C’è grande attesa per la cerimonia che decreterà i vincitori dei David di Donatello 2017, l’appuntamento più importante per il cinema italiano e, di conseguenza, ambitissimo per i candidati alla vittoria. La kermesse si terrà agli Studi De Paolis di Roma, con la conduzione di Alessandro Cattelan e una schiera di aspiranti vincitori ben combinata tra grandi nomi, talenti emergenti e belle novità, i quali sono stati presentati in Quirinale alla presenza del presidente della Repubblica, Sergio Mattarella, dal Premio Oscar Roberto Benigni, invitato al Colle per l’occasione: “Sono il portavoce del Partito del Cinema, del Pci”, ha esordito in tono scherzoso l’attore toscano, il quale si è poi lanciato in un discorso dei suoi, appellandosi alla necessità di rendere il cinema alla stregua di un mondo di felicità e bellezza, citando gli articoli costituzionali “9, 21 e 33 della Costituzione, sui quali si fonda la possibilità di fare cinema”.

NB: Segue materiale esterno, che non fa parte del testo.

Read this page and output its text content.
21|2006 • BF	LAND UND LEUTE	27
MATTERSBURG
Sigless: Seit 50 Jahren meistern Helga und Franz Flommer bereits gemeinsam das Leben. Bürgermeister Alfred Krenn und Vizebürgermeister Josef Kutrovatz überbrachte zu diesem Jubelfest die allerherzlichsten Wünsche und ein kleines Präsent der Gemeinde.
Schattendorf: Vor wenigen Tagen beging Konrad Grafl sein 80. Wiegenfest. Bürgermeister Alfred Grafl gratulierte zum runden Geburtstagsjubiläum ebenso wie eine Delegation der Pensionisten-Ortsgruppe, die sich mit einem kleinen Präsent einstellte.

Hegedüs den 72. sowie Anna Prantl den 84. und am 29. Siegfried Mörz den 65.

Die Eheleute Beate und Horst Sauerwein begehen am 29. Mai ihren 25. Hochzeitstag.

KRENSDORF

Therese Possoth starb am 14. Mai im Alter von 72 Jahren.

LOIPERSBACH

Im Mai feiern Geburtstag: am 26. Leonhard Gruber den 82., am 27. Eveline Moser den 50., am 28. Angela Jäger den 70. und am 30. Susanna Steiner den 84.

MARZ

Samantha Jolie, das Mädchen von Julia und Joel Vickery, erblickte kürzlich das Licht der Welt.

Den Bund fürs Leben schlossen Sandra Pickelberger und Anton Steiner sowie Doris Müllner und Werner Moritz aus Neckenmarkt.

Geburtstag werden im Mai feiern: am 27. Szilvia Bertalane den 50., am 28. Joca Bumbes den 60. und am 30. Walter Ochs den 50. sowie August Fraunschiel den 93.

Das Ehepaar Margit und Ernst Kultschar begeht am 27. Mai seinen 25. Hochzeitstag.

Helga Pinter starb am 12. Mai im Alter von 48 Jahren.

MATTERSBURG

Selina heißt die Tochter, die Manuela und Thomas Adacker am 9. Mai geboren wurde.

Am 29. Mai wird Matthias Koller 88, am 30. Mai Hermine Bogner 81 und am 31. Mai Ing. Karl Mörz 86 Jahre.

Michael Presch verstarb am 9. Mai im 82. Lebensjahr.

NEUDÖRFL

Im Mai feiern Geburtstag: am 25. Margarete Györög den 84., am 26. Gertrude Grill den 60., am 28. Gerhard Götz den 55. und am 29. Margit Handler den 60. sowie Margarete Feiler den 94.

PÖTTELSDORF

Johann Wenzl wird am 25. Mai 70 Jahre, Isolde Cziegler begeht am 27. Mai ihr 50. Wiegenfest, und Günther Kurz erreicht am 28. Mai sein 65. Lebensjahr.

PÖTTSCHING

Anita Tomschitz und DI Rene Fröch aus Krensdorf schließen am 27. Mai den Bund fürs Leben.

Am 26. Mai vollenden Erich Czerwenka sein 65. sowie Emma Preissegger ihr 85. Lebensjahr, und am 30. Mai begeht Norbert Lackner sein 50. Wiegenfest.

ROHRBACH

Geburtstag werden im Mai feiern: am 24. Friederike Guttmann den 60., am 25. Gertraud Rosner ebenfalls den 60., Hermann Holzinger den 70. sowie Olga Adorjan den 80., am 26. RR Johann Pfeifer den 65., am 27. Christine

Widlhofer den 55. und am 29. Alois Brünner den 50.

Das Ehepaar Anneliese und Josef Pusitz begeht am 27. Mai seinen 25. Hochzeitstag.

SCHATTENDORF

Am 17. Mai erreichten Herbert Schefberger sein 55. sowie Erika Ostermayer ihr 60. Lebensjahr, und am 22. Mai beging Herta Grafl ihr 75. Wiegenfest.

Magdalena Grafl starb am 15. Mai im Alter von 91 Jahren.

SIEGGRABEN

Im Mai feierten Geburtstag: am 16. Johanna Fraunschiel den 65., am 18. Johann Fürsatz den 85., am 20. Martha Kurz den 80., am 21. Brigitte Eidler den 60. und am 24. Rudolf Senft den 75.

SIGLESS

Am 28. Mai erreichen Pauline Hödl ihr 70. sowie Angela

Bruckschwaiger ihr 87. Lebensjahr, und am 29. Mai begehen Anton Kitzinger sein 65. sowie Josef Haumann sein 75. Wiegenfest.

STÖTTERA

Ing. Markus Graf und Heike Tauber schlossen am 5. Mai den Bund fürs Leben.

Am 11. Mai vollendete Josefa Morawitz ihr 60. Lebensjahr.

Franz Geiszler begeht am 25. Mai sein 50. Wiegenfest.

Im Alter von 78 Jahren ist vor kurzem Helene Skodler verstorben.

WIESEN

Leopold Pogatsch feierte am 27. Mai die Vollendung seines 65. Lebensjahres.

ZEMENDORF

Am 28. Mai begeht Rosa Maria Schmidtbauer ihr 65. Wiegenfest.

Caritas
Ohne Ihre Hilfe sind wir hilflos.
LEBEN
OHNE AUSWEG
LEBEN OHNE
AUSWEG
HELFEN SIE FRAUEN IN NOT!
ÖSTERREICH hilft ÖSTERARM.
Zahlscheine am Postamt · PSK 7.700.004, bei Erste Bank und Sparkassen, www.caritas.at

“Avrei fatto il Benignellum!”
Benigni è stato introdotto dal presidente ad interim dell’Accademia dei David, Giuliano Montaldo, il quale ha salutato l’attore e regista rivolgendosi al presidente Mattarella, spiegando come “quest’anno un premio speciale è stato attribuito a un uomo che ha saputo farci sognare: mi permetta signor presidente di presentarle Roberto Benigni”. E, come al solito, l’artista castiglionese non si è fatto sfuggire l’occasione per lanciarsi in un monologo fatto di cultura e ironia sull’attualità sociale e politica, interrotto più volte dagli applausi della platea: “Ha tutta la mia stima – ha detto Benigni al Presidente della Repubblica – per il suo stile. Se fossi presidente vorrei somigliarle: avrei fatto pure io una nuova legge elettorale, il Benignellum!”. E, a proposito dell’ingresso dell’ora legale: “E’ una delle poche cose legali rimaste in Italia”.
Benigni e gli articoli “a tutela del cinema”
Poi il discorso sul cinema, sulla figura dell’artista e sul ruolo della settima arte in Italia: “Gli artisti non hanno diritti hanno solo doveri. Non voglio sentire parlare di crisi. Il cinema non è mai stato così in salute”. A rimarcare l’importanza rivestita da questo campo della cultura nel nostro Paese, Benigni ha ricordato “l’articolo 9, l’articolo 21 – un articolo che ci ha liberato dalla paura di pensare – e il 33, tre articoli meravigliosi di cui siamo grati alle nostre madri e ai nostri padri costituenti”: tali punti, secondo l’attore toscano, tutelano il mondo del cinema. Poi strappa un’ovazione della platea, riassumendo in poche righe quello che, forse, è un po’ il pensiero generale della nostra epoca: “La perdita d’interesse per il cinema è una perdita di felicità. Senza ci rimangono solo i corpi! Il 2000 tanto atteso si è rivelato il secolo dei corpi… Dobbiamo fermarci e permettere alle nostre anime di raggiungerci”.
Cosa fare allora? Prima di lasciare la parola al ministro della Cultura, Dario Franceschini, e allo stesso Mattarella, Benigni lancia una sorta di “ricetta” cinematografica della felicità: “Il cinema fa bene alla salute, uno dovrebbe andare in farmacia e prendere due bustine della ‘Dolce Vita’, 5 grammi di ‘Otto e mezzo’. Sperperiamo l’allegria, dobbiamo essere felici per diffondere felicità”.